La puerta del cielo es una película densa que pretende tocar demasiados temas en poco tiempo (sí, las tres horas y media de metraje no son suficientes): una historia de amores imposibles, el odio racial, la ambición sin límites, la amistad perdida, el paso del tiempo, la obsolescencia de las costumbres, la nostalgia, la soledad, etc. Precisamente los recortes del metraje original (más de cuatro horas) se dejan ver, como señalaba Carlos Boyero, para mal. La película tiene lagunas narrativas. Algunos personajes van y vienen pero no se sabe de dónde aparecen. El espectador recibe muy poca información –aunque quizás ahí resida su gracia– y debe imaginarse cuál es el sentido que tienen los protagonistas en la historia.
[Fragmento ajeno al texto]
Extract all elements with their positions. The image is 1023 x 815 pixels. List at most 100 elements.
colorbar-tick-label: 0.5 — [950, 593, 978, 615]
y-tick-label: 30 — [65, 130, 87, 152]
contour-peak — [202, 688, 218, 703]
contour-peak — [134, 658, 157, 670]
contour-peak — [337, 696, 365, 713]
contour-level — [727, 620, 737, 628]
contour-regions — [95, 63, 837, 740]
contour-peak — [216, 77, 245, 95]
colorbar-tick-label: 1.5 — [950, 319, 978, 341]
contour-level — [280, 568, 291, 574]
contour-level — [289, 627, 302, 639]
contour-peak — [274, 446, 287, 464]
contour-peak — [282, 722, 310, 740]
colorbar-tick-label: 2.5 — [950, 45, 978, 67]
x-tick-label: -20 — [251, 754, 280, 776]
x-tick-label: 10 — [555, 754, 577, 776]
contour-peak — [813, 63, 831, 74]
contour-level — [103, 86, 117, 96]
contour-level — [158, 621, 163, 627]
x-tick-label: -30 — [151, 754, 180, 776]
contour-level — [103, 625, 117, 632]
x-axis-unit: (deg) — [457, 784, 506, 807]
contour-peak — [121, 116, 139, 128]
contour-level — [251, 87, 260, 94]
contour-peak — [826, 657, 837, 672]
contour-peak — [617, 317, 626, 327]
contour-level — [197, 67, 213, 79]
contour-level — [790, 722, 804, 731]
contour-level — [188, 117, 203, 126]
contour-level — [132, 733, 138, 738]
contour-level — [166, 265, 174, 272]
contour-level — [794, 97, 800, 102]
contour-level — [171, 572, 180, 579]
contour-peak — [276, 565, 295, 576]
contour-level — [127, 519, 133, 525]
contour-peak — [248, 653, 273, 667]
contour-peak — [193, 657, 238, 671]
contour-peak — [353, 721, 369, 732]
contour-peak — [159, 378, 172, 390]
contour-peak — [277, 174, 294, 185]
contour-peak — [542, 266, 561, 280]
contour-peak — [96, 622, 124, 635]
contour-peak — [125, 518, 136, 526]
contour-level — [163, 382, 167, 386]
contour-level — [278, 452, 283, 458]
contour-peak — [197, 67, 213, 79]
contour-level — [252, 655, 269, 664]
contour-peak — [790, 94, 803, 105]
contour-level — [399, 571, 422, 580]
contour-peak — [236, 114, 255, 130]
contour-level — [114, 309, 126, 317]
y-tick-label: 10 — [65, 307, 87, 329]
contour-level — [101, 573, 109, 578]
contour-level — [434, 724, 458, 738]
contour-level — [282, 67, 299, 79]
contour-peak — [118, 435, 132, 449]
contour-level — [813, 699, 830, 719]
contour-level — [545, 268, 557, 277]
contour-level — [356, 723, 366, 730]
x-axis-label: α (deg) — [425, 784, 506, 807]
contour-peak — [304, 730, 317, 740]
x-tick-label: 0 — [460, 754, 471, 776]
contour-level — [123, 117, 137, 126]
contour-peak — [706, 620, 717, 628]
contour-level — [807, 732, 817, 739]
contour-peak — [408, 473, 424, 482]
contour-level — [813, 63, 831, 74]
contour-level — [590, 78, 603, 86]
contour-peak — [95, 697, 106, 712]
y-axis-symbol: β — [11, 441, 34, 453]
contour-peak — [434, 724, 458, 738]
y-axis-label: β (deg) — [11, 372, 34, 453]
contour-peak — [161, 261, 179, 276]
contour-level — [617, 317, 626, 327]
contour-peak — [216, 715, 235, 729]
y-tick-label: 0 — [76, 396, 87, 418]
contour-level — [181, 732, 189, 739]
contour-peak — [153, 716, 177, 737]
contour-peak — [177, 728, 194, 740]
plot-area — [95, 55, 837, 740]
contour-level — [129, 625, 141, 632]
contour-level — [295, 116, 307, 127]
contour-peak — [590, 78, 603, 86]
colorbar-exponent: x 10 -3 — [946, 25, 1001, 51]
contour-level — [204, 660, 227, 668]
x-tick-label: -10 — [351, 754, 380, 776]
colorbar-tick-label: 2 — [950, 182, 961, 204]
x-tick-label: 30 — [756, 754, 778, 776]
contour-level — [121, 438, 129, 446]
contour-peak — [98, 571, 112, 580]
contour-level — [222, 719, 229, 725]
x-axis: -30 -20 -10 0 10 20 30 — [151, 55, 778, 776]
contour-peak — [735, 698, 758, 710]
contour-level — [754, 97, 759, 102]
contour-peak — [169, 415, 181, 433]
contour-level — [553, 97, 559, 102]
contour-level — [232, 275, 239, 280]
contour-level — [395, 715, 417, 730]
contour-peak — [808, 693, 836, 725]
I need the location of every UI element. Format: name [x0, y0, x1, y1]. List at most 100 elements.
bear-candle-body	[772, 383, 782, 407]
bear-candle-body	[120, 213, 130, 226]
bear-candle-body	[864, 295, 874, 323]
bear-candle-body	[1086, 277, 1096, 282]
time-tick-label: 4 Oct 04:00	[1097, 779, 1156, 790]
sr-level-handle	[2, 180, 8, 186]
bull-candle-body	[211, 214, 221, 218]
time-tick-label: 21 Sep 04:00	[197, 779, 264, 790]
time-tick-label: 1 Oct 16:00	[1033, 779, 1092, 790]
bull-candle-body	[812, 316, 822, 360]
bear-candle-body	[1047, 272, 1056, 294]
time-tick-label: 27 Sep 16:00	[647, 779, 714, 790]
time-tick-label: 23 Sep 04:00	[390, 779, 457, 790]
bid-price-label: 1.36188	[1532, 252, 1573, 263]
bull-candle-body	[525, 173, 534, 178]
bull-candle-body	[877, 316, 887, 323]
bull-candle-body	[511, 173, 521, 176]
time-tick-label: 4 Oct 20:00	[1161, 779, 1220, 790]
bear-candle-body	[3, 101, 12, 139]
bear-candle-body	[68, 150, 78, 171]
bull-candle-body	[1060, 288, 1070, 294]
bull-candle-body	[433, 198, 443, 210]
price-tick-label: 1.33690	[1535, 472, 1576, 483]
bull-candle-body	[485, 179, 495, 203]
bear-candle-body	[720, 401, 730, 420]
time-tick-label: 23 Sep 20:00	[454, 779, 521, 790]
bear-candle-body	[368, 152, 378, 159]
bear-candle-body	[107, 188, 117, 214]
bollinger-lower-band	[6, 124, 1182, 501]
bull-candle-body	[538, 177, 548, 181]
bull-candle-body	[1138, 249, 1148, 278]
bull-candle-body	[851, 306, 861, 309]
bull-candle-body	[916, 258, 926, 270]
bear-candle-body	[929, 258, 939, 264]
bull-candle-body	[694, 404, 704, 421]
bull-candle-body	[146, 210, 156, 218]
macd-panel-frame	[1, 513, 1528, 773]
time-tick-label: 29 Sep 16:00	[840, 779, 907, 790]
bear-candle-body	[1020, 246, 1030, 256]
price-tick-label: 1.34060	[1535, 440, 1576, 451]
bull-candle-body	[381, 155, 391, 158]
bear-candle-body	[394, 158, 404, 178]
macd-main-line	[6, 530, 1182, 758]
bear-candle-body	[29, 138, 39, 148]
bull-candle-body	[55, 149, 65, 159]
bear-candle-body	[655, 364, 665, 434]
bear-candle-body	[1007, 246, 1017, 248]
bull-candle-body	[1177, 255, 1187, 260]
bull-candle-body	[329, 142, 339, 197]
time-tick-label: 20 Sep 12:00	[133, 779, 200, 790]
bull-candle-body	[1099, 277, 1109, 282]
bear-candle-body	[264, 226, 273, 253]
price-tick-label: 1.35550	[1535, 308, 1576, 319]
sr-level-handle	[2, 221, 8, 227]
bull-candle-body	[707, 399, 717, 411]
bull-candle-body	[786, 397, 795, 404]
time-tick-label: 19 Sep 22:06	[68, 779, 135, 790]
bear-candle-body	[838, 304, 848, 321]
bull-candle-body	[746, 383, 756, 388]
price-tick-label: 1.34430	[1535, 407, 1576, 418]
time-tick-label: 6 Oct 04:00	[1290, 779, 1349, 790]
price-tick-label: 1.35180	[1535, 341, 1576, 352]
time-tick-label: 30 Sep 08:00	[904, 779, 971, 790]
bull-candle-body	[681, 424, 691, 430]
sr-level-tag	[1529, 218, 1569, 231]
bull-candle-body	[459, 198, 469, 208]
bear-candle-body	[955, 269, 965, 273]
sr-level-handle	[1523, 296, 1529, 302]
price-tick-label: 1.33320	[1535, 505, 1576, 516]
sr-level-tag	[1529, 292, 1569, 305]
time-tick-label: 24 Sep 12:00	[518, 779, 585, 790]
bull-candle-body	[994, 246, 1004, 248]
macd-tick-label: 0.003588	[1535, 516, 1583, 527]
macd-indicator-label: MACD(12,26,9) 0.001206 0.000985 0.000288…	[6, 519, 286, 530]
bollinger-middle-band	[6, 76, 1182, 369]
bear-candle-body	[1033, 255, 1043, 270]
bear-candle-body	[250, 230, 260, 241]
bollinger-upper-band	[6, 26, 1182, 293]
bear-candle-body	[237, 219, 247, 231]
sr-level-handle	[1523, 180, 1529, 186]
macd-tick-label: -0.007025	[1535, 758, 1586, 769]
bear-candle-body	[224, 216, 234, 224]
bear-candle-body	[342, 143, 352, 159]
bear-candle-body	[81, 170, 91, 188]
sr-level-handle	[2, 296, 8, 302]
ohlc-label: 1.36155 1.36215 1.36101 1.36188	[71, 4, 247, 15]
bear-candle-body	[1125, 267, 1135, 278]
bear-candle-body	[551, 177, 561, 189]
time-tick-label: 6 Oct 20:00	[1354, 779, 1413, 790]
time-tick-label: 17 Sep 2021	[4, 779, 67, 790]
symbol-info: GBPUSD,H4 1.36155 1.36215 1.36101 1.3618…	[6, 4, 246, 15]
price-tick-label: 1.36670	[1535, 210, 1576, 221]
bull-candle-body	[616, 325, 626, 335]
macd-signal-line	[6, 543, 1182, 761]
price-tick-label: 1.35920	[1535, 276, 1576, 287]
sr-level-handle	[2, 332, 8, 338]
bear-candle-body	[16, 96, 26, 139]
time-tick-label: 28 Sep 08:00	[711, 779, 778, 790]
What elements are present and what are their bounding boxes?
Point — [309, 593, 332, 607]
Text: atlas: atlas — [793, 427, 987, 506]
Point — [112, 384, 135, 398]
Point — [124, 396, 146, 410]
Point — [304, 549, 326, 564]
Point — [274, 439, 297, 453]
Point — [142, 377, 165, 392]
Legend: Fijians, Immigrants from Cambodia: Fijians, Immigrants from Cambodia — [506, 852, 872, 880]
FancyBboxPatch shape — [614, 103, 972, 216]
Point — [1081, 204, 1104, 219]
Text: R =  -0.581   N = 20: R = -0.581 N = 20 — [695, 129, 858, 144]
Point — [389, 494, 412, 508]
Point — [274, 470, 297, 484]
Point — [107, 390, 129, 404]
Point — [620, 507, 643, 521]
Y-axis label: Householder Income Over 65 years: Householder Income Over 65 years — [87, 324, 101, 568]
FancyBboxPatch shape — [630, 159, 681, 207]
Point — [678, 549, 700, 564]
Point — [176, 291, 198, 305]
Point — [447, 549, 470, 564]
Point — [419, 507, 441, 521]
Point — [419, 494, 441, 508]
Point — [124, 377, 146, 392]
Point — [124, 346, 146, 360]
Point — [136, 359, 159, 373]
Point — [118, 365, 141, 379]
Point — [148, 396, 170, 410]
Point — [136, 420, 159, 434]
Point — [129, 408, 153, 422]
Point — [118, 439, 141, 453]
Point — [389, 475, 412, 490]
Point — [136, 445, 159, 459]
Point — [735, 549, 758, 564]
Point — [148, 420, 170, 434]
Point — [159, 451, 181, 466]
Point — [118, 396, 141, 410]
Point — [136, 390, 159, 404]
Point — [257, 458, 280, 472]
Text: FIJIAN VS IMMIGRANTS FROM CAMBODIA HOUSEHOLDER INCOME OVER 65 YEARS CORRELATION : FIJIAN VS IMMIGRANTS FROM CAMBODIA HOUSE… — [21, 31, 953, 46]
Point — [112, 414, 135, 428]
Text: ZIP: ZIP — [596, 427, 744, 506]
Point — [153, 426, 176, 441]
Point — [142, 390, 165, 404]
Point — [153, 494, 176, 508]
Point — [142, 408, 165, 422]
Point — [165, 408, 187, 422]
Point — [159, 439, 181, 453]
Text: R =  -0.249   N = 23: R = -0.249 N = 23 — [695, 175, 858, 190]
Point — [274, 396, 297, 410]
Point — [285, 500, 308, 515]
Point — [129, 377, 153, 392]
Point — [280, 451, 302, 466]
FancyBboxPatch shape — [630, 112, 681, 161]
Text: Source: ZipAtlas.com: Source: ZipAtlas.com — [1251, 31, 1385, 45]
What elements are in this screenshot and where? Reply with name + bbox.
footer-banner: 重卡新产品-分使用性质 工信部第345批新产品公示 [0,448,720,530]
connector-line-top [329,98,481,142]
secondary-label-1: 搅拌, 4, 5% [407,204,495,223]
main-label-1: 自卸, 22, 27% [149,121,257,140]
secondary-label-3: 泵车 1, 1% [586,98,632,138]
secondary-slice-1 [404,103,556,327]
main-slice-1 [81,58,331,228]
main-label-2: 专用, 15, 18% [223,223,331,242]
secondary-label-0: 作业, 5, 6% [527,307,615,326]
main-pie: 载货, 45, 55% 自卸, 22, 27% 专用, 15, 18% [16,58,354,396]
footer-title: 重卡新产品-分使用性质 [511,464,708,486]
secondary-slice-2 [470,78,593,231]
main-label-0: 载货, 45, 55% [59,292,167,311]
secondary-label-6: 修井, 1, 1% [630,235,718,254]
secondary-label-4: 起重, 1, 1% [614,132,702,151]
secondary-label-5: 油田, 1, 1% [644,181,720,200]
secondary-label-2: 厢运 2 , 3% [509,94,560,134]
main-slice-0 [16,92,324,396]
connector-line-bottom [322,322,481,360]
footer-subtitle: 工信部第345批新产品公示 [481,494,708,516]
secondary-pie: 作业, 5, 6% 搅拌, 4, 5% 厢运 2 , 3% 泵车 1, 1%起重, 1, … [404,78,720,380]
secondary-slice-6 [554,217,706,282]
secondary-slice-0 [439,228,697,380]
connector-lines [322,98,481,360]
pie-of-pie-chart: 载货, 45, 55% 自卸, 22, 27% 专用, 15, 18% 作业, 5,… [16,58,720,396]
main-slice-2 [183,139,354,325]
En cualquier caso, Cimino parece escupir sobre los valores que promulga Estados Unidos –unidad, democracia, igualdad– y recuerda que su país fue y sigue siendo uno de los mayores explotadores del mundo. Un país que llegó a estar tan corrupto que el propio Presidente y otras instituciones gubernamentales apoyaron a la Asociación de Ganaderos en la elaboración de una lista negra que se saldó con cientos de vidas inocentes. Sin intención de entrar en política, lo cierto es que el director establece una dicotomía entre el mundo idealizado y el mundo real. La película parece estar suspendida en una burbuja atemporal; es como una pesadilla hermosa: los paisajes, los vestuarios y las ciudades evocan la grandeza de Estados Unidos, pero la historia y los personajes se mueven como almas en pena aplastadas por el peso de la nostalgia y la melancolía. Son seres torturados por el tiempo, curtidos por la desgracia. Que cosas tan terribles ocurran en lugares tan hermosos parece casi imposible. Como el brusco corte que pasaba de la vida idílica de los protagonistas de El Cazador al infierno de Vietnam, La puerta del cielo se encuentra en ese punto intermedio entre desgracia e idilio. Con sus virtudes y sus defectos, a mí me parece una película enorme. En todos los sentidos.